Закинув мои ноги себе на талию, он начинает двигаться. Резко. Больно. Но мне нравится эта боль. Она меня отрезвляет.

— О боже, Блэр, я люблю тебя… Я люблю тебя… Люблю… — пыхтит он мне в ухо.

И в этот момент на меня обрушивается реальность. Она врезается в меня со скоростью торпеды, и я с ослепляющей ясностью осознаю, что я сейчас делаю. Что именно отдаю ему, этому ничего не подозревающему человеку.

Какого черта ты делаешь, Блэр?

Доказываешь, что ты дочь своей матери.

Даешь ей повод собой гордиться.

Пока он получает свое удовольствие, я слушаю его громкое сопение в процессе и чавкающие шлепки плоти о плоть. Меня подташнивает. Наверное, от выпитого алкоголя.

А может от отвращения к себе.

Первоначальная боль прошла. Теперь я чувствую только жжение и какую-то странную отстраненность, словно наблюдаю за всем происходящим со стороны.

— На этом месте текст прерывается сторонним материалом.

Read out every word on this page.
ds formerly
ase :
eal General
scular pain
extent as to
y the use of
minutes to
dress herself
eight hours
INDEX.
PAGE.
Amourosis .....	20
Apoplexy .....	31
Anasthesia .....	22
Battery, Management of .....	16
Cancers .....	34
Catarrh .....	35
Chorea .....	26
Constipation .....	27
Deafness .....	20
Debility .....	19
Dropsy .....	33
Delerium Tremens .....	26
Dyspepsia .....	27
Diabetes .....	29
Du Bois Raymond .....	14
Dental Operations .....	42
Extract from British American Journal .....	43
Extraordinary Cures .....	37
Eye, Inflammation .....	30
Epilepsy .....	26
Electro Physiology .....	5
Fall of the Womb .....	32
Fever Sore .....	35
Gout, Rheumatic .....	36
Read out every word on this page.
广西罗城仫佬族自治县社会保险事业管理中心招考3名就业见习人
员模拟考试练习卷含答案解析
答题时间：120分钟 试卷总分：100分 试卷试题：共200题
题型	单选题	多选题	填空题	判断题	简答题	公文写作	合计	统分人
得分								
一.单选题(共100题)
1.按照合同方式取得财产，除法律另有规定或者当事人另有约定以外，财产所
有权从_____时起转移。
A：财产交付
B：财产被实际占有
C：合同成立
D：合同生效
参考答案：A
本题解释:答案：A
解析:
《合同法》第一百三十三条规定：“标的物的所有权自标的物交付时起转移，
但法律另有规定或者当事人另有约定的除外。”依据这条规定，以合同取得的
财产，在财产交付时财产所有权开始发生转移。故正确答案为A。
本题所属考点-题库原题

Он наклоняется к моим губам, я же, почувствовав, как к горлу подкатывает желчь, отворачиваю лицо, и поцелуй приходится в щеку. Смотрю на проем ванной комнаты. Там горит свет, и все ее обшарпанное убожество, вся грязь видны как на ладони.

— Боже, я сейчас кончу… Я сейчас кончу… — продолжает пыхтеть он, вспахивая меня с удвоенной скоростью, и вдруг совершенно неожиданно напрягается всем телом и издает полукрик-полустон.

Вот и все. За пять минут, даже меньше, я умудрилась убить часть себя.

Наше дыхание выравнивается. Он выходит из меня и встает, а я, приподнявшись на локтях, смотрю, как он изучает поблескивающий в свете луны презерватив. К тому моменту, как он поднимает голову и наши взгляды встречаются, я успеваю закутаться в одеяло.

В его карих глазах отражаются замешательство, шок и радость.

— Я… Я понятия не имел… — Он держится за голову, пока мы глазеем друг на друга. — Я не знал, что ты девственница.

Я равнодушно пожимаю плечом, и одеяло соскальзывает. При виде моих обнаженных грудей в его глазах тотчас загорается похоть.

— Неважно. Я хотела, чтобы это был ты.

Это, кстати, правда.

— Но…

— Давай без «но». Если тебя это напрягает, просто забудь о том, что это было. Лично я уже забыла, — говорю я, заканчивая разговор.

Это мое тело. Моя жизнь. Мое решение. Последнее слово всегда будет за мной, а не за ним — и не за кем бы то ни было.

Не давая себе ни шанса усомниться в своих следующих словах, я поднимаю голову и смотрю на него, стоящего передо мной во всей своей нагой красоте. Мое внимание привлекает золотое обручальное кольцо на его пальце.

— Не волнуйтесь, мистер Каллахан. Я не скажу вашей дочери, что вы трахнули ее одноклассницу, — говорю я.

И этим определяю свою судьбу.

Глава 2

Мое детство нельзя назвать тяжелым. Родители не били меня и не ругали — их просто никогда не было рядом. Я была одиноким ребенком. Разговаривала с куклами и животными. Но отсутствие внимания не сделало меня мягче. Напротив, после рек пролитых слез и бесплодных молитв, обращенных к глухому Богу, мое сердце окаменело. Оно заморозило меня изнутри.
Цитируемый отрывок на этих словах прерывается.